Wednesday, July 20, 2016

Obama's legacy hinges on Putin deal

Exactly half a year until his departure from the White House, Barack Obama's legacy appears to hinge on his new quest for a rapprochement with Russian president Vladimir Putin.

With growing indications that Obama personally wants a détente with the Kremlin to reverse the descent into a new cold war, even as NATO forces prepare to stare down their Russian counterparts on Russia's own frontier for the very first time, the stakes are running high on a turn of events that could well determine the new global order in the 21st century.

How Obama and Putin spar and deal on Syria, ISIS, Ukraine, and nuclear security between now and January 20, 2017, will set the tone for how the liberal democratic Western world and the conservative autocratic East will seek to coexist for possibly the next generation.

For starters, the very fact that Obama is even considering such an ambitious diplomatic push is a concession of the urgency for a positive breakthrough between the big powers: it's an acknowledgement in itself that his presidency will have left the world a worse place than it found it should Russian and American forces find themselves trained directly on each other in a new stalemate on NATO's eastern frontiers as Hillary Clinton or Donald Trump takes the oath of office.

Such a troubling bequeathal to either successor is highly unpalatable to Obama.

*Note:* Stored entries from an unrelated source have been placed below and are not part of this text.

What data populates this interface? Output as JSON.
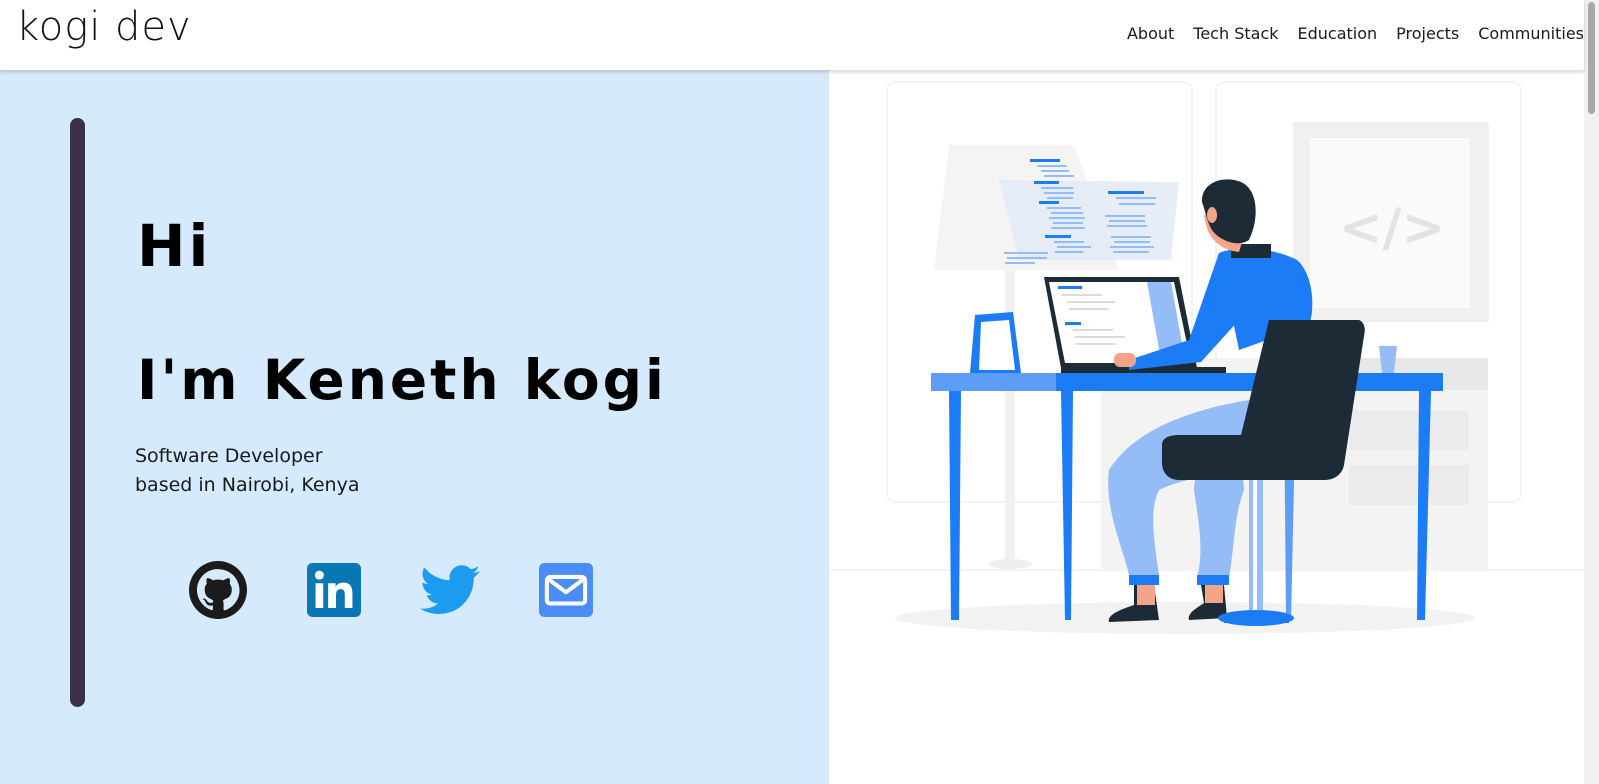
{
  "nav": {
    "brand": "kogi dev",
    "links": [
      "About",
      "Tech Stack",
      "Education",
      "Projects",
      "Communities"
    ]
  },
  "hero": {
    "greeting": "Hi",
    "intro": "I'm Keneth kogi",
    "tagline_line1": "Software Developer",
    "tagline_line2": "based in Nairobi, Kenya",
    "socials": [
      {
        "icon": "github-icon",
        "color": "#1b1b1b"
      },
      {
        "icon": "linkedin-icon",
        "color": "#0a77b5"
      },
      {
        "icon": "twitter-icon",
        "color": "#1d9bf0"
      },
      {
        "icon": "email-icon",
        "color": "#4a8ef5"
      }
    ],
    "illustration": {
      "code_symbol": "</>",
      "colors": {
        "primary": "#1b7cf5",
        "light": "#94bdf8",
        "dark": "#1c2b35",
        "skin": "#f4a489"
      }
    }
  },
  "colors": {
    "hero_bg": "#d5eafc",
    "accent_bar": "#3b3148"
  }
}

On the one hand, the hawkish Hillary - the neocon interventionist war party's unabashed favorite in November - is likely to ramp up US military pressure on Russia so much in the Baltics, Poland, Ukraine, and of course Syria, that it could well prompt preemptive Russian strikes, with even the use of tactical nuclear weapons not entirely out of the question.

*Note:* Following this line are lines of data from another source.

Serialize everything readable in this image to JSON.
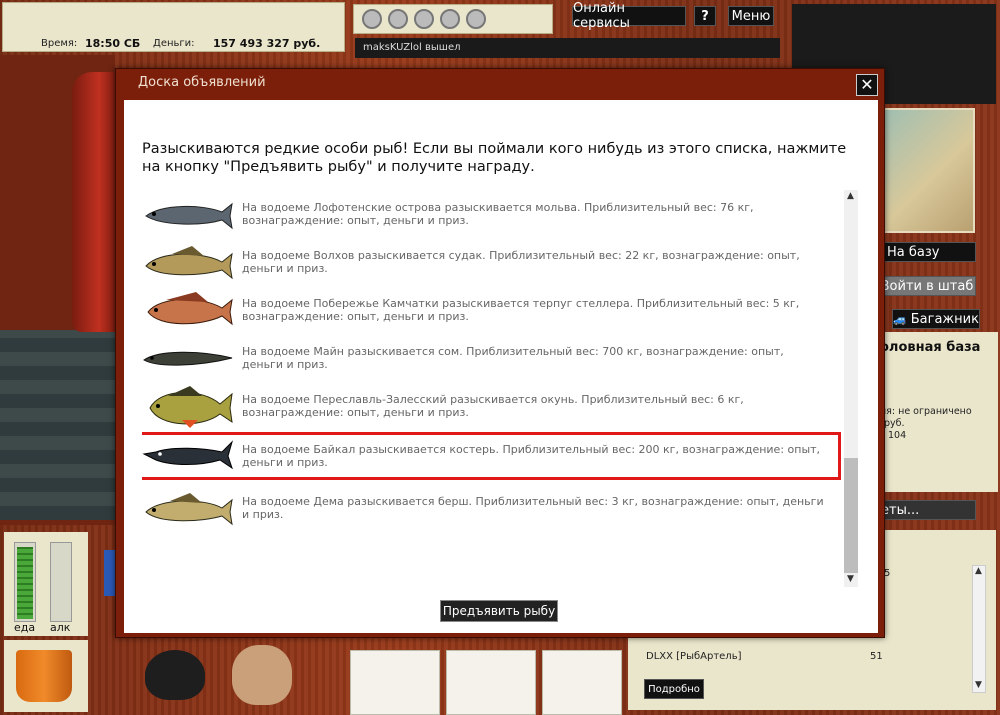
{
  "hud": {
    "time_label": "Время:",
    "time_value": "18:50 СБ",
    "money_label": "Деньги:",
    "money_value": "157 493 327 руб."
  },
  "topbar": {
    "online_services": "Онлайн сервисы",
    "help": "?",
    "menu": "Меню",
    "chat_line": "maksKUZlol вышел"
  },
  "right_panel": {
    "to_base": "На базу",
    "enter_hq": "Войти в штаб",
    "trunk": "Багажник",
    "base_name": "оловная база",
    "info_line1": "ия: не ограничено",
    "info_line2": "руб.",
    "info_line3": "104",
    "secrets": "еты...",
    "list_number": "5",
    "clan_entry": "DLXX [РыбАртель]",
    "clan_count": "51",
    "details_button": "Подробно"
  },
  "meters": {
    "food": "еда",
    "alc": "алк",
    "food_level": 0.95,
    "alc_level": 0.0
  },
  "dialog": {
    "title": "Доска объявлений",
    "close": "✕",
    "intro": "Разыскиваются редкие особи рыб! Если вы поймали кого нибудь из этого списка, нажмите на кнопку \"Предъявить рыбу\" и получите награду.",
    "present_button": "Предъявить рыбу",
    "items": [
      {
        "fish": "ling-icon",
        "text": "На водоеме Лофотенские острова разыскивается мольва. Приблизительный вес: 76 кг, вознаграждение: опыт, деньги и приз."
      },
      {
        "fish": "zander-icon",
        "text": "На водоеме Волхов разыскивается судак. Приблизительный вес: 22 кг, вознаграждение: опыт, деньги и приз."
      },
      {
        "fish": "greenling-icon",
        "text": "На водоеме Побережье Камчатки разыскивается терпуг стеллера. Приблизительный вес: 5 кг, вознаграждение: опыт, деньги и приз."
      },
      {
        "fish": "catfish-icon",
        "text": "На водоеме Майн разыскивается сом. Приблизительный вес: 700 кг, вознаграждение: опыт, деньги и приз."
      },
      {
        "fish": "perch-icon",
        "text": "На водоеме Переславль-Залесский разыскивается окунь. Приблизительный вес: 6 кг, вознаграждение: опыт, деньги и приз."
      },
      {
        "fish": "sterlet-icon",
        "text": "На водоеме Байкал разыскивается костерь. Приблизительный вес: 200 кг, вознаграждение: опыт, деньги и приз."
      },
      {
        "fish": "volga-zander-icon",
        "text": "На водоеме Дема разыскивается берш. Приблизительный вес: 3 кг, вознаграждение: опыт, деньги и приз."
      }
    ]
  }
}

On the other hand, populist-nationalist insurgent Donald Trump - who has just overruled his own Republican party establishment's stance of arming Ukraine against Russian separatists - stands to capitalize from a huge propaganda victory at the expense of not merely Obama, Hillary, and the Democrats, but of the entire US and Western political class, should he be the one to pull off a historic reconciliation with the strongman for whom he has all but gushed out with personal veneration.

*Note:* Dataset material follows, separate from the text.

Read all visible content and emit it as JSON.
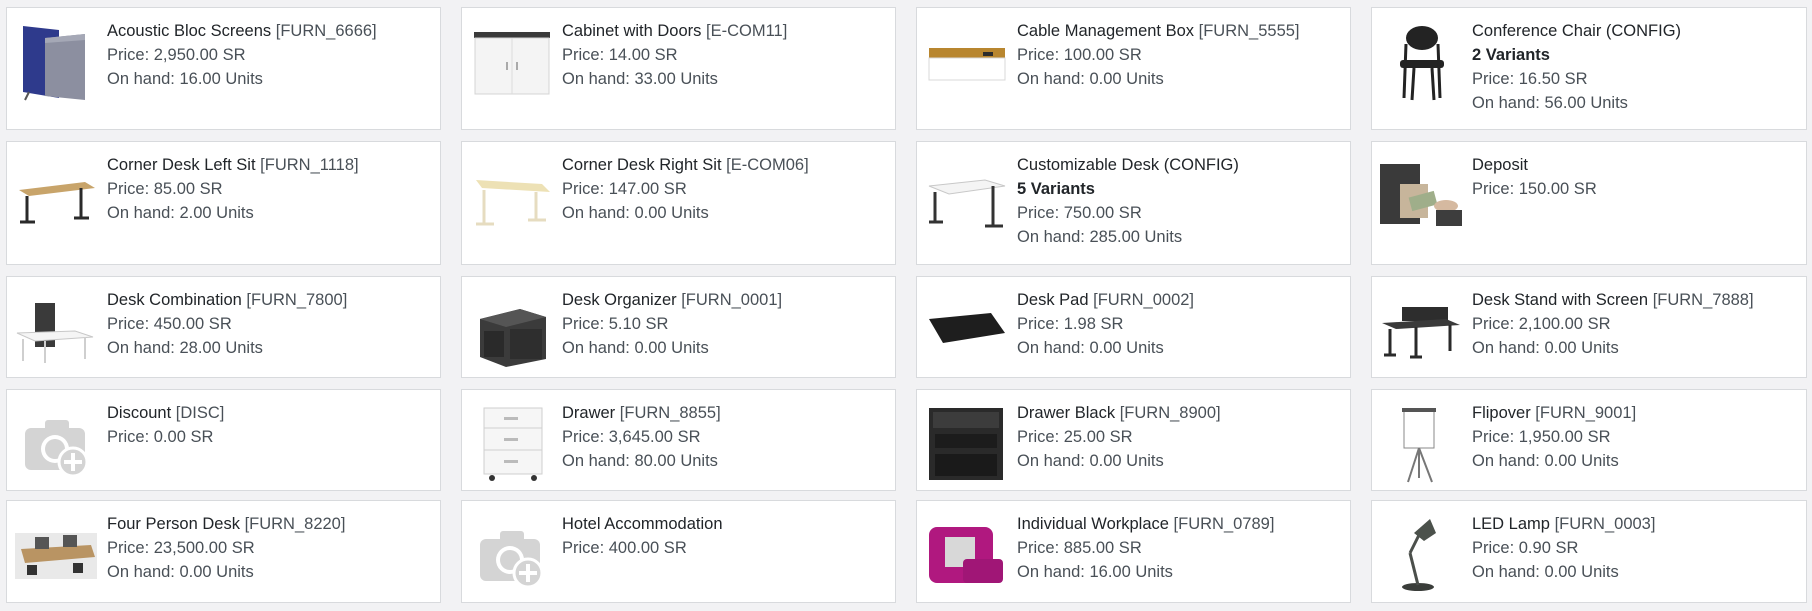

That leaves the cool-headed but, to his opponents and critics, aloof and abrasive, 44th US president with a brief window of opportunity as he approaches the twilight of his eight-year tenure: to hesitate now would be a final abdication of historic, providentially assigned responsibility as the one-time chosen messiah of the free world. He can sit back and watch as liberal democracy walks ever more blindly into the jaws of an aggressive and angry revanchist despotism from the East that it has no hope of overpowering; or worse yet, allow that very anti-liberalism to infect even the West itself by ironically appropriating for itself the anti-interventionist - read: antiwar - mantle. The only alternative is to strike out boldly - possibly virtually alone - to seize the narrow middle way while it's still just open.

It has gradually dawned on Obama that the entirety and totality of his foreign policy - that is to say, his eventual place in world history - boils down to how he finally comes to terms with the one man who has a comparable arsenal of weapons of mass destruction at his fingertips as himself. If there's one lesson that the idealist community organizer has learned from the cutthroat KGB man, it's that politics ultimately boils down to naked hard power.

Yes, first in the desert sands of Libya, then more dramatically on the balmy shores of Crimea and wooded plains of Donetsk province, but finally and conclusively in the devastated rubble of the towns and cities of Syria, the revelation of a primeval reality - eloquently described long ago by such varied luminaries from Sun Tzu to Machiavelli - has at last broken out as plainly and unreservedly as the noonday sun.

Democracy - yes, even the great liberal ideal of democracy - must always remember and come back to its fundamental practical concern in this imperfect world before the arrival of that nirvana of everlasting peace: namely, a more perfect capacity for and exercise of actual power.